Talvez a esperança mais imediata para os pacientes de hoje seja simplesmente reconhecer a doença mais rapidamente. O tempo para salvar alguém com PAM é curto, disse Julia Walochnik, professora de medicina tropical na Universidade Médica de Viena que estuda doenças amebianas. “Se for muito tarde, não importa qual medicamento seja usado; o paciente geralmente não sobreviverá,” disse ela ao Live Science.

O início tardio do tratamento pode ser uma razão pela qual o paciente de 8 anos de Conrad sofreu danos cerebrais tão graves enquanto os outros jovens tratados na mesma época se recuperaram mais plenamente.

O teste para a ameba é simples: pega-se uma amostra do fluido ao redor do cérebro e da medula espinhal e procura-se por organismos unicelulares nadando. Mas os médicos podem não pensar em solicitar o teste a tempo, porque a PAM se parece com meningite causada por vírus e bactérias muito mais comuns.

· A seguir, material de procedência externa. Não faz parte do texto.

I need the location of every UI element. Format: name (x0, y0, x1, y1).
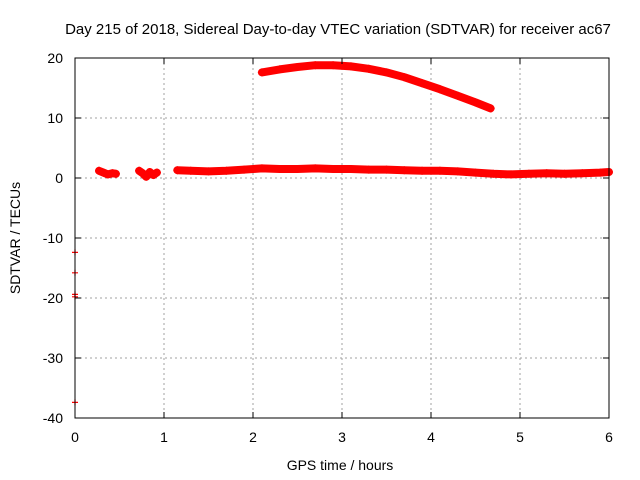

As famílias de crianças que morreram da doença estão trabalhando cada vez mais para aumentar a conscientização, o que pode, esperançosamente, levar a um diagnóstico e tratamento mais rápidos. Por exemplo, a Fundação Jordan Smelski para a Conscientização sobre Amebas, iniciada pelos pais de um menino de 11 anos que morreu de PAM em 2014, organiza eventos educacionais para médicos e o público.

A conscientização está fazendo a diferença, disse Lorenzo-Morales. “Toda vez que estivemos envolvidos em um caso clínico nos últimos quatro a cinco anos, o diagnóstico foi rápido,” disse ele. “Isso não acontecia antes.”